Thank you for asking this question. It reminds me to think about my own parenting. You are entering adulthood and obviously show a desire to explore perspectives beyond your own. This is a good sign for yourself. Keep it up that way!
In your situation, there is a younger brother. I'd like to offer some ideas for you to consider:
1. Behaviors & Habits
Behaviors are based on motives & intents albeit conscious or not. They are also formed and often conforms to cultural norms and cultural biases. Go to a traditional Chinese restaurant and you will notice how the waiters/waitresses would pour tea or water for males before females although this has nothing to do with who would pay them more tips.
What I'd like to say here is at times, your parents may treat you in ways that they may not consciously realize to be unhelpful for you.
It would be natural for them to be more protective of a younger child among two children at first. In time, the protectiveness forms into habits they keep. Clothe,feed and care for this younger child may have become their automatic norm, and informs how they go about their daily lives for so long, they could not see it has affected your feelings. This may not mean they (may) love you any less. It may just mean they have become habitual in their ways of treating your younger in contrast to you.

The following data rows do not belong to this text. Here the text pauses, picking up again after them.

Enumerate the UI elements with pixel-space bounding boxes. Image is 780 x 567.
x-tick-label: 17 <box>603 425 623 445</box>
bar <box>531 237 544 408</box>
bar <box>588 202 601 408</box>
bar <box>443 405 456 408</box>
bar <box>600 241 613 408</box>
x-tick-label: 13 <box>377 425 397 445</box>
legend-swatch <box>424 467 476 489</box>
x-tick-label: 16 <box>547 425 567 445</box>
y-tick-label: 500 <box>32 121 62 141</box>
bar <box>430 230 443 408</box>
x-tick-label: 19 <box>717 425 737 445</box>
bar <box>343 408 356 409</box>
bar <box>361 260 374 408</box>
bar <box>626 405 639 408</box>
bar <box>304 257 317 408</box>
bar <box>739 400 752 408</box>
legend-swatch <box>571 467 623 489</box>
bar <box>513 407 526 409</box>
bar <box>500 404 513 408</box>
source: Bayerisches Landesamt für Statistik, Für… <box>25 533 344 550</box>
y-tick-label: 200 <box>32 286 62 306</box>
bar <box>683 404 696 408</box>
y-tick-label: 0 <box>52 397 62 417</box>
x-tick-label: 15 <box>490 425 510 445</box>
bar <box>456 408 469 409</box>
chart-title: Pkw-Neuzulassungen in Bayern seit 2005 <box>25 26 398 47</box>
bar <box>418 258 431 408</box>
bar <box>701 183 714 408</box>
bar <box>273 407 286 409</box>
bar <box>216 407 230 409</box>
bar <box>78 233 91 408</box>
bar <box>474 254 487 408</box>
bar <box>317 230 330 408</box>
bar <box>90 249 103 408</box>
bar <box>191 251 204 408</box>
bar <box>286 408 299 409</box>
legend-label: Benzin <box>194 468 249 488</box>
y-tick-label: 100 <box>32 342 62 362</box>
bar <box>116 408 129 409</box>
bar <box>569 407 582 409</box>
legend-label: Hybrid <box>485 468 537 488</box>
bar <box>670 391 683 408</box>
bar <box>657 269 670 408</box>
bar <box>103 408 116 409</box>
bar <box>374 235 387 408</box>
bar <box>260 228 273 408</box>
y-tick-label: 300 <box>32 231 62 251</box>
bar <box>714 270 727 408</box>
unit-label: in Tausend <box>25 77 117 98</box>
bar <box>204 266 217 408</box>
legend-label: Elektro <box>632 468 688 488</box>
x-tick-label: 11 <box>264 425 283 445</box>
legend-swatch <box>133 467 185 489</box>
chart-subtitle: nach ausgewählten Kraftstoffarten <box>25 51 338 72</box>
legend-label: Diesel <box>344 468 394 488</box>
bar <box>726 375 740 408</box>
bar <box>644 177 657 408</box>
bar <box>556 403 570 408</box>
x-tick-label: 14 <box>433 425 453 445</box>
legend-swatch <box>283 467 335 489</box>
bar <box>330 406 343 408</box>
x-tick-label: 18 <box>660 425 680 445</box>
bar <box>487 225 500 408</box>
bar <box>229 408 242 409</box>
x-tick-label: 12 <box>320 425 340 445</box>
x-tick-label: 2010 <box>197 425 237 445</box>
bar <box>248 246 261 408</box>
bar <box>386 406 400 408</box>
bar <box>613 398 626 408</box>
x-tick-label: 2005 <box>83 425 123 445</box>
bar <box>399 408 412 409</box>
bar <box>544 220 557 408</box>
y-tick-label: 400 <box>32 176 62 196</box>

Cultural norms as drawn from the restaurant example is also a force in itself. In many patriarchal or previously more patriarchal societies, men learned to ignore women as a matter of culture and a display of their own prestige. This doesn't mean your parents are so, but it might still inform their sense of a normal interaction, just like the order that the tea is poured.
2. The Parents Perspectives
As a parent, I have to self-remind often on being more conscious about my treatment of the siblings. I do not love any one child any less, but certainly a lot differently in how. Parenting is a lifelong endeavor. As with any endeavor, one of the key elements to success is the ability to re-assess, objectively check, make corrections, and re-chart the course. Such is life, never a straight line but we surely hold the ability to navigate its winding paths. Perhaps you can find a way to help your parents become more aware of how what they are doing is affecting you. Perhaps research some good writings on the subject and introduce them to your parents; so that it doesn't come from you and they can read it more objectively. We humans have been on earth for so long, this is certainly not a new topic. I'm sure you can find a few helpful ones. Here's a simple and easy one you can read:
How to Deal with Parents Treating Other Siblings Better
3. Time
You noted an element of time, more pronounced in the past 3 years than previous, and also that your time pressure of exams, etc are weighing down on your situation even more.
There are ways to make sense of the reasons things are more pronounced that I may not understand enough to explain, but you can. For example, crucial dependency, independence differences in age, growing up, parents' perception of who can self-care and who not-yet-able and so on. These reasons may not mean they are correct nor justifiable, just possible explanations.
Too often things may fail from a misaligned sense of urgency. Be sure you hold a strong and correct sense of time for yourself, with perspective on how your life and relationship to your family will be, in 2 years, in 10 years.
I would suggest you take a look at your life-long perspective, and at the moment present, or both, to help you get through. You will move on and one day become a parent yourself. The picture will be totally different but this question might still be in you. How will you have answered it back from that day in the future? How would you want to answer it, starting now?
Wish you strength, success, and happiness in building the answers.